Geçtiğimiz günlerde katıldığı bir etkinlikte konuşan Tekin, yıllardır uygulanan sınav sisteminin öğrencilerin gerçek iletişim becerileri yerine gramatik kurallara odaklandığını belirtti. Bakan Tekin, “Her sınavda, yani ortalama bir İngiliz vatandaşının bilmediği gramatik kuralları çocuklara test sınavında sorduk. Bu şekilde dil öğrettiğimizi varsaydık. Bu mantığı değiştirmemiz lazım,” ifadelerini kullandı.
“300-500 KELİMEYLE KONUŞULAN ÇOCUKTAN 1500 KELİMEYLE YABANCI DİL BEKLENEMEZ” SÖZLERİ TARTIŞMA YARATTI
Bakan Tekin, konuşmasında ayrıca, öğrencilerin ana dillerinde sınırlı sayıda kelimeyle iletişim kurabildiğini öne sürerek, bu durumda yabancı dilde yüksek beklentiler koymanın adil olmadığını ifade etti:
“Kendi ana dilinde, gündelik hayatta 300-500 kelimeyle konuşabilen bir çocuktan 1500-2000 kelimeyle yabancı dil konuşmasını nasıl bekleyeceksiniz?”
Ancak uzmanlar, bu sayının oldukça düşük olduğunu ve bilimsel gerçeklerle örtüşmediğini belirtiyor. Dil gelişimi üzerine yapılan araştırmalara göre, 6 yaşındaki bir çocuğun ortalama 2.600 aktif ve 20.000’e yakın pasif kelime hazinesine sahip olduğu biliniyor. Eğitimciler, öğrencilerin anadil gelişimini sağlam temellere oturtarak yabancı dili daha verimli öğrenebileceğini vurguluyor.

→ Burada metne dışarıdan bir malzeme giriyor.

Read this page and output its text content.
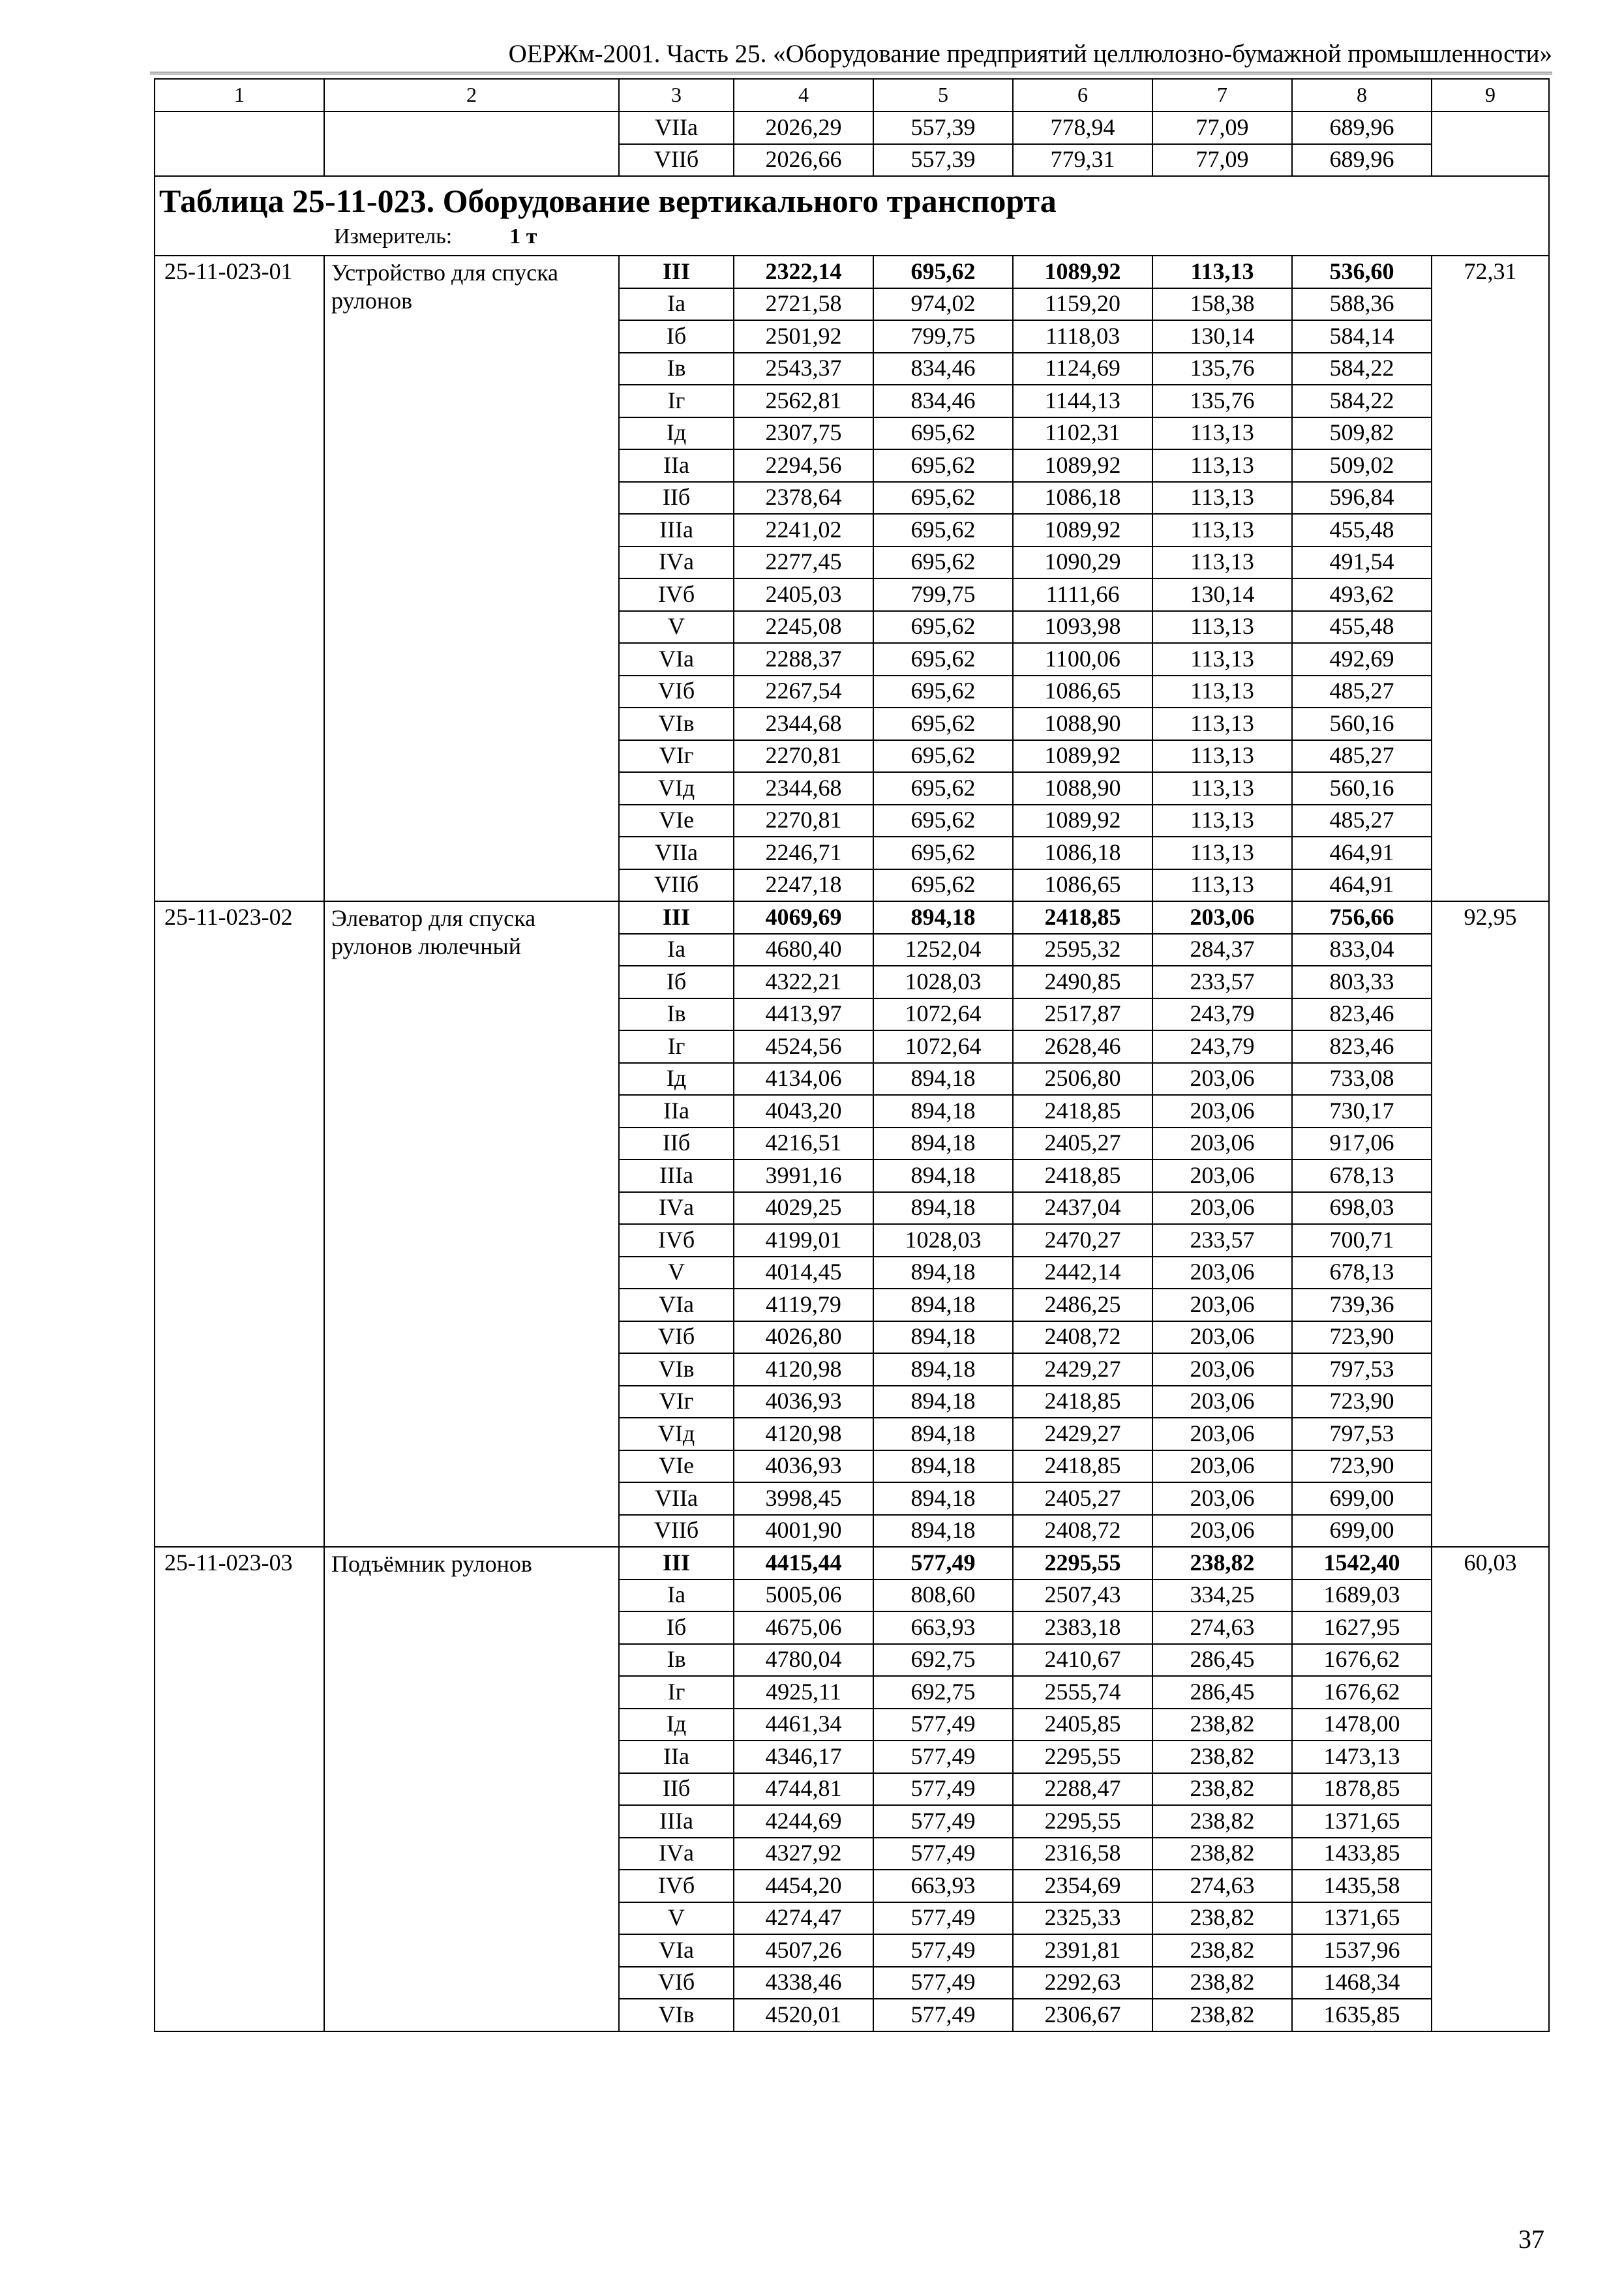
ОЕРЖм-2001. Часть 25. «Оборудование предприятий целлюлозно-бумажной промышленности»
1	2	3	4	5	6	7	8	9
		VIIа	2026,29	557,39	778,94	77,09	689,96	
		VIIб	2026,66	557,39	779,31	77,09	689,96	

Таблица 25-11-023. Оборудование вертикального транспорта
Измеритель: 1 т								

25-11-023-01	Устройство для спуска рулонов	III	2322,14	695,62	1089,92	113,13	536,60	72,31
		Iа	2721,58	974,02	1159,20	158,38	588,36	
		Iб	2501,92	799,75	1118,03	130,14	584,14	
		Iв	2543,37	834,46	1124,69	135,76	584,22	
		Iг	2562,81	834,46	1144,13	135,76	584,22	
		Iд	2307,75	695,62	1102,31	113,13	509,82	
		IIа	2294,56	695,62	1089,92	113,13	509,02	
		IIб	2378,64	695,62	1086,18	113,13	596,84	
		IIIа	2241,02	695,62	1089,92	113,13	455,48	
		IVа	2277,45	695,62	1090,29	113,13	491,54	
		IVб	2405,03	799,75	1111,66	130,14	493,62	
		V	2245,08	695,62	1093,98	113,13	455,48	
		VIа	2288,37	695,62	1100,06	113,13	492,69	
		VIб	2267,54	695,62	1086,65	113,13	485,27	
		VIв	2344,68	695,62	1088,90	113,13	560,16	
		VIг	2270,81	695,62	1089,92	113,13	485,27	
		VIд	2344,68	695,62	1088,90	113,13	560,16	
		VIе	2270,81	695,62	1089,92	113,13	485,27	
		VIIа	2246,71	695,62	1086,18	113,13	464,91	
		VIIб	2247,18	695,62	1086,65	113,13	464,91	
25-11-023-02	Элеватор для спуска рулонов люлечный	III	4069,69	894,18	2418,85	203,06	756,66	92,95
		Iа	4680,40	1252,04	2595,32	284,37	833,04	
		Iб	4322,21	1028,03	2490,85	233,57	803,33	
		Iв	4413,97	1072,64	2517,87	243,79	823,46	
		Iг	4524,56	1072,64	2628,46	243,79	823,46	
		Iд	4134,06	894,18	2506,80	203,06	733,08	
		IIа	4043,20	894,18	2418,85	203,06	730,17	
		IIб	4216,51	894,18	2405,27	203,06	917,06	
		IIIа	3991,16	894,18	2418,85	203,06	678,13	
		IVа	4029,25	894,18	2437,04	203,06	698,03	
		IVб	4199,01	1028,03	2470,27	233,57	700,71	
		V	4014,45	894,18	2442,14	203,06	678,13	
		VIа	4119,79	894,18	2486,25	203,06	739,36	
		VIб	4026,80	894,18	2408,72	203,06	723,90	
		VIв	4120,98	894,18	2429,27	203,06	797,53	
		VIг	4036,93	894,18	2418,85	203,06	723,90	
		VIд	4120,98	894,18	2429,27	203,06	797,53	
		VIе	4036,93	894,18	2418,85	203,06	723,90	
		VIIа	3998,45	894,18	2405,27	203,06	699,00	
		VIIб	4001,90	894,18	2408,72	203,06	699,00	
25-11-023-03	Подъёмник рулонов	III	4415,44	577,49	2295,55	238,82	1542,40	60,03
		Iа	5005,06	808,60	2507,43	334,25	1689,03	
		Iб	4675,06	663,93	2383,18	274,63	1627,95	
		Iв	4780,04	692,75	2410,67	286,45	1676,62	
		Iг	4925,11	692,75	2555,74	286,45	1676,62	
		Iд	4461,34	577,49	2405,85	238,82	1478,00	
		IIа	4346,17	577,49	2295,55	238,82	1473,13	
		IIб	4744,81	577,49	2288,47	238,82	1878,85	
		IIIа	4244,69	577,49	2295,55	238,82	1371,65	
		IVа	4327,92	577,49	2316,58	238,82	1433,85	
		IVб	4454,20	663,93	2354,69	274,63	1435,58	
		V	4274,47	577,49	2325,33	238,82	1371,65	
		VIа	4507,26	577,49	2391,81	238,82	1537,96	
		VIб	4338,46	577,49	2292,63	238,82	1468,34	
		VIв	4520,01	577,49	2306,67	238,82	1635,85	
37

”İLETİŞİM TEMELLİ EĞİTİM” VURGUSU
Bakan Tekin’in bu açıklamaları, Milli Eğitim Bakanlığı’nın önümüzdeki dönemde daha iletişim temelli, öğrencinin günlük yaşamda kullanabileceği becerilere dayalı bir dil öğretim sistemine geçiş yapacağı şeklinde yorumlandı.
Eğitim çevreleri, sınav odaklı değil, kullanıma dönük ve kültürel bağlam içeren bir dil eğitiminin gerekliliğini uzun süredir gündeme getiriyordu.
EDİTÖR NOTU:
Milli Eğitim Bakanı’nın eleştirileri, mevcut sistemdeki yapısal sorunlara dikkat çekmek açısından önemli. Ancak öğrencilerin dil becerilerinin değerlendirilmesinde kullanılan istatistiklerin doğru yansıtılması, politika geliştirme süreçlerinde daha sağlıklı adımlar atılmasını sağlayacaktır.